Directed differentiation of hPSCs to cardiomyocytes was carried out using established protocols16, followed by metabolic purification for cardiomyocyte enrichment17. At differentiation day 50, cells were dissociated with TrypLE Express (Gibco) and fixed with 1% formaldehyde followed by 90% cold methanol. Cells were washed with PBS containing 2.5% goat serum and 1% Triton-X100 (Flow Buffer) and incubated in primary antibodies against α-muscle actin (1:100; Abcam, ab32575) and cardiac troponin T (1:100; ThermoFisher Scientific, MS-295-P). Cells were washed, incubated with Alexa Fluor 488 and Alexa Fluor 633 (ThermoFisher Scientific, A21070) antibodies and washed again in Flow Buffer. Cell protein expression was analysed using an LSRFortessa flow cytometer (BD Biosciences). Directed cardiac differentiation efficiency was calculated as the percentage of cells expressing both smooth muscle actin and cardiac troponin T, as previously described16.

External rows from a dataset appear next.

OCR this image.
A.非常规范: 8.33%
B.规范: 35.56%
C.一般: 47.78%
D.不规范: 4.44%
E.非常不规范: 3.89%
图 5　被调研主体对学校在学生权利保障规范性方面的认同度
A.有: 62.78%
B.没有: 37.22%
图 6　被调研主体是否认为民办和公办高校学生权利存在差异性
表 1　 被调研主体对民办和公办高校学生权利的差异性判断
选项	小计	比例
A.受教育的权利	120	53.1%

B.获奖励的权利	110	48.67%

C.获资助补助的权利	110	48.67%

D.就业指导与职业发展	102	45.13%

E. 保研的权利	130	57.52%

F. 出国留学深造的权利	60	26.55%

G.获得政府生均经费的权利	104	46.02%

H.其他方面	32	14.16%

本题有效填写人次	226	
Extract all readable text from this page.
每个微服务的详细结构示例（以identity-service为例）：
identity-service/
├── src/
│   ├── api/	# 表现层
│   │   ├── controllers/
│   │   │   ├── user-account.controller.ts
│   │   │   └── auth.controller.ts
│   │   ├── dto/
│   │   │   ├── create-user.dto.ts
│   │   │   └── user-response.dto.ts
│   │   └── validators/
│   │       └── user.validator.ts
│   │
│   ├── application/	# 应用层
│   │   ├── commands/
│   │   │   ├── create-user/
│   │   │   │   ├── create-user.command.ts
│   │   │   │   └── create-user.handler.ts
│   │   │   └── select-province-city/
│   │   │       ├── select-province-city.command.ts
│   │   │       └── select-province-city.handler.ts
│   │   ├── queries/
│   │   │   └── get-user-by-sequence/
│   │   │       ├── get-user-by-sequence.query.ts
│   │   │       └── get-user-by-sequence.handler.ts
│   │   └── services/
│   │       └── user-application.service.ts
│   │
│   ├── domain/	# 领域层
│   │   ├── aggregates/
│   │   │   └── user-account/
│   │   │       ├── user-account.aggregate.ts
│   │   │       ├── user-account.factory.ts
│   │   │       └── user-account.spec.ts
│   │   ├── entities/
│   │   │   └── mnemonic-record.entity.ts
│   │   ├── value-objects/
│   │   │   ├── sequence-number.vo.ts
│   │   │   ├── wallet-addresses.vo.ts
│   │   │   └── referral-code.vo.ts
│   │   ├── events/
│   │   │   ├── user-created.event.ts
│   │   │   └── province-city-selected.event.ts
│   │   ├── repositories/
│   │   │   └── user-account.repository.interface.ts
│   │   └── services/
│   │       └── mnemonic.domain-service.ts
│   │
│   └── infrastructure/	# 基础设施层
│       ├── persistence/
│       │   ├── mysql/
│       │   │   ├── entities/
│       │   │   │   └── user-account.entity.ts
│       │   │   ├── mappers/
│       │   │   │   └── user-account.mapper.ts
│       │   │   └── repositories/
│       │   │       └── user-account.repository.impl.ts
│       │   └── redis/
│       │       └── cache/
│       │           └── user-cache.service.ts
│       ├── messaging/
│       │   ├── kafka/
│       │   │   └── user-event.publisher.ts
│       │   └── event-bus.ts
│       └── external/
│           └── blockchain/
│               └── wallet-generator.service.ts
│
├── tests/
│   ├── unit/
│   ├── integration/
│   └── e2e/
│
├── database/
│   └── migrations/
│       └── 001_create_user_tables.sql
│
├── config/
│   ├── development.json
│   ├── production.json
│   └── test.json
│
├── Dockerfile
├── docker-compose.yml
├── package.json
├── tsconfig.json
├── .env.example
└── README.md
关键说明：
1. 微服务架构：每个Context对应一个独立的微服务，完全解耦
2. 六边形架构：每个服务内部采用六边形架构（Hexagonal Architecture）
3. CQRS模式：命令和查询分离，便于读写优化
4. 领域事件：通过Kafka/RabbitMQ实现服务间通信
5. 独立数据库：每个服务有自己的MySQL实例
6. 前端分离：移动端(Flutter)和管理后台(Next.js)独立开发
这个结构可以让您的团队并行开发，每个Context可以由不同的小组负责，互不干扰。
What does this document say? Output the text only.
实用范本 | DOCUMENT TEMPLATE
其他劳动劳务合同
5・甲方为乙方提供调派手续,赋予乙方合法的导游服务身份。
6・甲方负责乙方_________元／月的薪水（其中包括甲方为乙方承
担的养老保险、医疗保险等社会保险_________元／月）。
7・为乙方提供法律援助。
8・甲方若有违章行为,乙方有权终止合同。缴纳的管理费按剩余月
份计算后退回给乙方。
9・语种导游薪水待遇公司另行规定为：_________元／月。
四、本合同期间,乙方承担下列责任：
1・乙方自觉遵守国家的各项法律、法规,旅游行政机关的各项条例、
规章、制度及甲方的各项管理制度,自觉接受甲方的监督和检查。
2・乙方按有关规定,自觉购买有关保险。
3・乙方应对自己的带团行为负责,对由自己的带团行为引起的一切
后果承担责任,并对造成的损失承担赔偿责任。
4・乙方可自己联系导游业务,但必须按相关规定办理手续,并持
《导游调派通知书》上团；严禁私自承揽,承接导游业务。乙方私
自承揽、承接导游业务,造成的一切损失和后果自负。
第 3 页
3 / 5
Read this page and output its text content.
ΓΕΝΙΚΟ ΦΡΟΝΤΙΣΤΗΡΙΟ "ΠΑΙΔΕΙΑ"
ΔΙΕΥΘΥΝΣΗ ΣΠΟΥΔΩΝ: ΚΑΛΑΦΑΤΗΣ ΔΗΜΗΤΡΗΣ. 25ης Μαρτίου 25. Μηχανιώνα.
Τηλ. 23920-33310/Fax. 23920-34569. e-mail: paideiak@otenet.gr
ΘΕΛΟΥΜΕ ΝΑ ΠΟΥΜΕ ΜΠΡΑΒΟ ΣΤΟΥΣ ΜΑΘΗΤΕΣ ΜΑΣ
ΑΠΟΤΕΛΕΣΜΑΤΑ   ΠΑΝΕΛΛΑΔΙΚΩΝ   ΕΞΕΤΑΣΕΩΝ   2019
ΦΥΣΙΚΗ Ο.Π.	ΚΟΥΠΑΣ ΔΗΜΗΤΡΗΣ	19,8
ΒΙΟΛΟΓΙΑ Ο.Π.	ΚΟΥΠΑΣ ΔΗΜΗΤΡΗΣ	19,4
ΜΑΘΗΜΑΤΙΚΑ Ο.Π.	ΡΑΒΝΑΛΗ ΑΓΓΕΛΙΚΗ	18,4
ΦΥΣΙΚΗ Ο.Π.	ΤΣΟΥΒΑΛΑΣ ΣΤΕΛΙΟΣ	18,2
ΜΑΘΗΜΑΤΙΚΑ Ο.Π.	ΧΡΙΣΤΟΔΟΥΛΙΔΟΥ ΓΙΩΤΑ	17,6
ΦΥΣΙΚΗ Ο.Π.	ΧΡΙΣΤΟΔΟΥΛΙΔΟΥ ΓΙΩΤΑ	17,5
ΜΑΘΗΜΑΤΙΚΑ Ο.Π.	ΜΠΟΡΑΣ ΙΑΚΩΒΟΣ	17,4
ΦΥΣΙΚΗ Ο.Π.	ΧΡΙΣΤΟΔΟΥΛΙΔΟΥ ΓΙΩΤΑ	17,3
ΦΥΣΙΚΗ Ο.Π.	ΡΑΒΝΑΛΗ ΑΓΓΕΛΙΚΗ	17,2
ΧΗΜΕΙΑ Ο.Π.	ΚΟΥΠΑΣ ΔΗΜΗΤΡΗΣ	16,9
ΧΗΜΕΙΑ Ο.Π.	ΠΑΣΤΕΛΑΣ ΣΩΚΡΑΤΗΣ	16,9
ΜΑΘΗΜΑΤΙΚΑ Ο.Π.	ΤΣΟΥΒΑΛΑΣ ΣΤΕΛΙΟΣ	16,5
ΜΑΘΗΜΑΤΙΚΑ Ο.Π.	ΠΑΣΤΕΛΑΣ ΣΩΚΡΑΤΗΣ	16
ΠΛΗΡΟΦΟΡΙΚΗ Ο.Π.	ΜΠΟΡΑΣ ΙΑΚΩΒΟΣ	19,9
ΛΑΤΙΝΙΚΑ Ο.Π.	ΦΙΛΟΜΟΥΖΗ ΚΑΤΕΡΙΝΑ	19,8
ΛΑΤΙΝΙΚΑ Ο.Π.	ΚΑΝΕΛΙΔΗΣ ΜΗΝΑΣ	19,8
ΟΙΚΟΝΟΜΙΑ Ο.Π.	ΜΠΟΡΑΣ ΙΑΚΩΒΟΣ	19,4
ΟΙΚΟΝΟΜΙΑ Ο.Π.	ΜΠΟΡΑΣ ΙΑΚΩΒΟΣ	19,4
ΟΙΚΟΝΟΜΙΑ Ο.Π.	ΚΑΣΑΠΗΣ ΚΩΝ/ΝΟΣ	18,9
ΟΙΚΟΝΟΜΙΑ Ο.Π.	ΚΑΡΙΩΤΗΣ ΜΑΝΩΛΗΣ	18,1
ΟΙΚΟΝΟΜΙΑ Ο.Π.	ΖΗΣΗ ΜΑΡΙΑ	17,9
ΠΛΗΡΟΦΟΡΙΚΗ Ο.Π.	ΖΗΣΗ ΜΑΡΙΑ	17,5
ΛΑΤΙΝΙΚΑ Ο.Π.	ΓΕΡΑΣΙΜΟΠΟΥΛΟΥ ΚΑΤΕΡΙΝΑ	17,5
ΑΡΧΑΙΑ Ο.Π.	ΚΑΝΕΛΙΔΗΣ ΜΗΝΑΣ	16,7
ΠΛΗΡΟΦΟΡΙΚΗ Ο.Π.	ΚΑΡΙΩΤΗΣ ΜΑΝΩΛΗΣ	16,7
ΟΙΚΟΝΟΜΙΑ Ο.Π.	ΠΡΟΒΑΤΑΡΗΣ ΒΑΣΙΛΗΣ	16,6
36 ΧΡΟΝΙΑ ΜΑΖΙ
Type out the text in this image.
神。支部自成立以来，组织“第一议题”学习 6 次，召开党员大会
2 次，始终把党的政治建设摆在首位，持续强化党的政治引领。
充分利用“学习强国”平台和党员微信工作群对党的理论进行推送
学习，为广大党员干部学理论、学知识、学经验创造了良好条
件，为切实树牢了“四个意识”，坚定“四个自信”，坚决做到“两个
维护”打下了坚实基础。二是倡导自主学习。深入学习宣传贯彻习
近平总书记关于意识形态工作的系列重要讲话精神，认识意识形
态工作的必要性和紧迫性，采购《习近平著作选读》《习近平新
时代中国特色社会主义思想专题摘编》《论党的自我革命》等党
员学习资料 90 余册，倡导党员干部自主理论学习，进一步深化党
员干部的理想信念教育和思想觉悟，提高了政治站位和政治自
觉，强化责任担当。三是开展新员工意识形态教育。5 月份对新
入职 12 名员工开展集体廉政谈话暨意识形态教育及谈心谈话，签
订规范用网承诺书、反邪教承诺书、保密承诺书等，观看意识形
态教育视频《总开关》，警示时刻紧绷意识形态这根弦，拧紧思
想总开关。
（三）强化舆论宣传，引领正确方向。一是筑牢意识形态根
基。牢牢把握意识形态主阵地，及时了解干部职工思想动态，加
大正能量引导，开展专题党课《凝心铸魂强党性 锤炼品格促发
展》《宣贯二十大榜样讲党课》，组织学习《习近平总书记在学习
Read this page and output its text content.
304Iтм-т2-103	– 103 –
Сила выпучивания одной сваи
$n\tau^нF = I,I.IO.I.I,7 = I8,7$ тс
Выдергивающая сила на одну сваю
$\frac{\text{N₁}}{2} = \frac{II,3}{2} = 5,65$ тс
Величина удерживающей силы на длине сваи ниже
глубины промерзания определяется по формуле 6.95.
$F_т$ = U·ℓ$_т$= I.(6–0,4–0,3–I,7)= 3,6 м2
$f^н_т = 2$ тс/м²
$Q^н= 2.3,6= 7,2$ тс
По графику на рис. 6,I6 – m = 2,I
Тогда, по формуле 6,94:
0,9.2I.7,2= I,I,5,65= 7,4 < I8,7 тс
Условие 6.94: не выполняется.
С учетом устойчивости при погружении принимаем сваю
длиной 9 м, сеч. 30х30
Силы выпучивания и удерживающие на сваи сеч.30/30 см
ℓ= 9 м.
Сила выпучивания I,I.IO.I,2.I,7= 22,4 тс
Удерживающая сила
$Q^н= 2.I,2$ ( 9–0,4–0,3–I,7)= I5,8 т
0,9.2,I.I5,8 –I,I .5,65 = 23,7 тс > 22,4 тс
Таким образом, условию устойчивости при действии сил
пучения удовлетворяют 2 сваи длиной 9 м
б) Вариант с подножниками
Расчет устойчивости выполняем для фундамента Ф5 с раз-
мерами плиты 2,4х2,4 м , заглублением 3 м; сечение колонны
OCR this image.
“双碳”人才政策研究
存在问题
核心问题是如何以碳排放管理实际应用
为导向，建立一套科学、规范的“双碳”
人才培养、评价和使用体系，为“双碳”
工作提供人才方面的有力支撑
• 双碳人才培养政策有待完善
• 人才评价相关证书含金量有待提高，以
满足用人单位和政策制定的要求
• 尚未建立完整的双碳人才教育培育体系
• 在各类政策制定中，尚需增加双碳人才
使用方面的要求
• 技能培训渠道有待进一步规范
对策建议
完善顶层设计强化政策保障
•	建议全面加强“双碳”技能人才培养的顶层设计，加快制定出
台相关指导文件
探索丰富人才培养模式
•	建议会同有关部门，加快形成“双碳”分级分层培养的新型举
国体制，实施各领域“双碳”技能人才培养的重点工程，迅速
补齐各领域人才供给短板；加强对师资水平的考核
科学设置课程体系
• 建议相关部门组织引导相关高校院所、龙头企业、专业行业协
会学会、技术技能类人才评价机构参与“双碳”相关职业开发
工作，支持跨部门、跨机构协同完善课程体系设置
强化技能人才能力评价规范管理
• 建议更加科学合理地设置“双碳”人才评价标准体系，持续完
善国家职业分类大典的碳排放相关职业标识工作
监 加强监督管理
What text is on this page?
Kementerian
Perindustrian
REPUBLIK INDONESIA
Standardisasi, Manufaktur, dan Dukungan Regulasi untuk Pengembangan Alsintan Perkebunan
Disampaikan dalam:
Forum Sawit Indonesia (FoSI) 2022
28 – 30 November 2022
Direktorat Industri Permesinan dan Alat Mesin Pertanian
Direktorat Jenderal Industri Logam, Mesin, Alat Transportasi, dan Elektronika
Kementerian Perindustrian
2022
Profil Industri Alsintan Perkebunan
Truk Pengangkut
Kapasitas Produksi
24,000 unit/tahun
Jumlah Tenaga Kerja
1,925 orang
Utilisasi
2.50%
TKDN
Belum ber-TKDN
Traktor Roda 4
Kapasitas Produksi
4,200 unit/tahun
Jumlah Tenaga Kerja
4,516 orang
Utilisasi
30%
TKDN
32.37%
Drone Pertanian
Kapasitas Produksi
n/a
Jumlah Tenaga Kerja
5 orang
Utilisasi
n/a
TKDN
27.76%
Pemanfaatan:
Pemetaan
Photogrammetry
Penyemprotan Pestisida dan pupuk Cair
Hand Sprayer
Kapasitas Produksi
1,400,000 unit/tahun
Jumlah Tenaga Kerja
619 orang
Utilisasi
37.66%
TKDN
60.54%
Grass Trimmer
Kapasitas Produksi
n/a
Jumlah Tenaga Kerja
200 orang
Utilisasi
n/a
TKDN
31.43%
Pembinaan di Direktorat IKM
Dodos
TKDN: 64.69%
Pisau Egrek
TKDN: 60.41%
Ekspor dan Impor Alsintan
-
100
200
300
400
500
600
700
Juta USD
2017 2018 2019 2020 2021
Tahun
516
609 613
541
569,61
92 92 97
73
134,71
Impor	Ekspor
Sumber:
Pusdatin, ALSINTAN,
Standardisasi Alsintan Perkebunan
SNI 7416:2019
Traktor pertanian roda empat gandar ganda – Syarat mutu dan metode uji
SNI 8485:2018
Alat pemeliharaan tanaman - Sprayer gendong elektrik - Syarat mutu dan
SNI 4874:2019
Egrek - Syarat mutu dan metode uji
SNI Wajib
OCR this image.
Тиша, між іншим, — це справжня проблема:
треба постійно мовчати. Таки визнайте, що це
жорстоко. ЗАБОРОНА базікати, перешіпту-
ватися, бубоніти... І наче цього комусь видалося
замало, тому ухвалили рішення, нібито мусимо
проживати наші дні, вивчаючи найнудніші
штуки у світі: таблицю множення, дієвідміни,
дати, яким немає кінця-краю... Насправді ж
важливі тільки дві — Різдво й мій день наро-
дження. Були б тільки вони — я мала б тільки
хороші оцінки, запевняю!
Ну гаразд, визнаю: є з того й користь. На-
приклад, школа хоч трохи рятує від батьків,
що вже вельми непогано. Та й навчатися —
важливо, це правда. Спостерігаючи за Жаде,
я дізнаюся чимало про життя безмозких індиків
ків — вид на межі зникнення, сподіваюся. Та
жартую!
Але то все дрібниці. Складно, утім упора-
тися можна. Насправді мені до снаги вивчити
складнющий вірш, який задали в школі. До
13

Traction force microscopy.
The contractility of hPSC cardiomyocytes was assessed using traction force microscopy according to established protocols41. Compliant polyacrylamide culture substrates embedded with fluorescent microbeads were polymerized onto 35-mm-glass-bottom culture dishes (Matek). In brief, the glass surface was activated with ultraviolet/ozone and functionalized with 20 mM 3-(trimethoxysilyl)-propylmethacrylate (Sigma-Aldrich) to enable covalent attachment of the polyacrylamide hydrogel. Polymerization was carried out with a solution of 10% acrylamide, 0.1% N,N′-methylenebisacrylamide, 1% ammonium persulfate, 0.1% N,N,N′,N′-tetramethylethylenediamine and 2% 1.0 μm microspheres (580/605 nm; Invitrogen, F13083) to result in a compliant hydrogel with an elastic modulus of 12 kPa42. Polyacrylamide substrates were then functionalized with N-sulphosuccinimidyl-6-(4′-azido-2′-nitrophenylamino) hexanoate to enable covalent attachment of collagen type I (100 μg ml−1; BD Biosciences).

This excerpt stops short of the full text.